Adequate dietary intake promotes optimal nutritional status and metabolic integrity⁽Reference Jackson¹⁾. In PLWH few studies have assessed how different dietary patterns influence nutritional status and metabolic integrity⁽Reference Vorster, Kruger and Margetts²⁾. The present cross-sectional secondary data analysis examined the impact of different dietary patterns on nutritional and metabolic integrity in asymptomatic PLWH in the North-West Province of South Africa.

Dietary data were collected using validated quantitative FFQ. Dietary, nutrient, anthropometric and biochemical patterns were generated using principal component analysis. Data analysis was by SPSS version 14 (SPSS Inc., Chicago, IL, USA).

Although asymptomatic, marked biochemical differences depicting altered metabolism and inflammation were observed in PLWH compared with the non-infected individuals. HIV infection was predicted by serum aspartate transaminase (AST; OR 2.9 (95% CI=1.6, 5.5)) globulins (OR 7.2 (95% CI 3.4, 13)), LDL (OR 0.5 (95% CI 0.3, 0.9)), BMI (OR 0.4 (95% CI 0.1, 1.1)), lean body mass (LBM; OR 2.5 (95% CI 1.2, 5.1)) and albumin (OR 0.5 (95% CI 0.3, 0.9)). Four dietary patterns (animal-based; ‘recommended’; staple; legumes and vegetable-based) were observed in both PLWH and the non-infected individuals with slight differences. In PLWH the animal-based dietary pattern, similar to the legumes and vegetable-based pattern, was associated with a more ‘optimal’ overall nutrient profile (r 0.5, P<0.001) and selected nutrients, including energy (r 0.3, P<0.001), protein (r 0.6, P<0.001), Fe (r 0.5, P<0.001), Zn (r 0.6, P<0.001) and vitamin A (r 0.5, P<0.001), compared with the ‘recommended’ and staple dietary patterns. The animal-based dietary pattern also predicted higher BMI (OR 2.2 (95% CI 0.9, 5.0)), LBM (OR 3.6 (95% CI 1.3, 10.4)) and serum albumin (OR 1.5 (95% CI 0.9, 2.4)) and lower serum AST (OR 0.5 (95% CI 0.3, 0.8)) and alanine aminotransferase (OR 0.6 (95% CI 0.4, 0.9)). Using graphical chain modelling higher intake of the animal-based diet in contrast to the ‘recommended’ and staple dietary patterns was associated with a better overall nutrient profile. This association in turn predicted higher serum vitamins A and E and lipid status, which also predicted higher BMI, LBM and albumin.

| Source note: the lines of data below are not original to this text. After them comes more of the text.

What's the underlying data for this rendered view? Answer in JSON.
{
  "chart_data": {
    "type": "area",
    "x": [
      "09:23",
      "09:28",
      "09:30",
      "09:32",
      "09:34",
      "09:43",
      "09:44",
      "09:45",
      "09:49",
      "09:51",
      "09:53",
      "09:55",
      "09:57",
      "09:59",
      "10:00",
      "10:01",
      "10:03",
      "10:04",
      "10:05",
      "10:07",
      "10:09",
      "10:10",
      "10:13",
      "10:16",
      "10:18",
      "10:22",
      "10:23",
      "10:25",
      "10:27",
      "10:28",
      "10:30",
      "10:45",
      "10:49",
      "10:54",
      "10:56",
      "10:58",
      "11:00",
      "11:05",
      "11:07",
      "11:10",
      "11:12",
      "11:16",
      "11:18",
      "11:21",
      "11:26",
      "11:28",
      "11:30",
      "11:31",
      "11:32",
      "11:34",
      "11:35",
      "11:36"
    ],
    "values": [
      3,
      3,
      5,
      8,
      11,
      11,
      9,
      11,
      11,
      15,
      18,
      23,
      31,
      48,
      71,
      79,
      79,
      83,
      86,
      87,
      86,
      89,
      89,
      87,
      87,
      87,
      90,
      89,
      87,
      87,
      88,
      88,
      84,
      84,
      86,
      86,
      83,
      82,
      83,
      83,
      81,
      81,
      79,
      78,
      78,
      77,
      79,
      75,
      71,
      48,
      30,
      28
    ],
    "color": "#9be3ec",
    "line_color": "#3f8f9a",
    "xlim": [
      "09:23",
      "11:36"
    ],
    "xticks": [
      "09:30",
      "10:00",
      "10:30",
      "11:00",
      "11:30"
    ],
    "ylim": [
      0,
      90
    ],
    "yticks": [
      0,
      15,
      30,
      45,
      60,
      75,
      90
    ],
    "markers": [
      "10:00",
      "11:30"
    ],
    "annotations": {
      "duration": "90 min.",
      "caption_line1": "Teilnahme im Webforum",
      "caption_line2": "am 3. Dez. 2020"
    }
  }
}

The findings suggest that a predominantly animal-based diet may provide better nutrient quality, enhancing nutritional status and metabolic integrity, which may delay disease progression, especially in this population within which other factors that predispose to inflammation were likely to be common. However, the short- and longer-term implications of the high fat intake associated with the animal-based dietary pattern on obesity and hyperlipidaemia should be considered. This dilemma poses a challenge to imperatively weigh up the longer-term risks of the overall population profile crucial for public health. These findings may call for a closer look at current dietary guidelines for PLWHA in this population.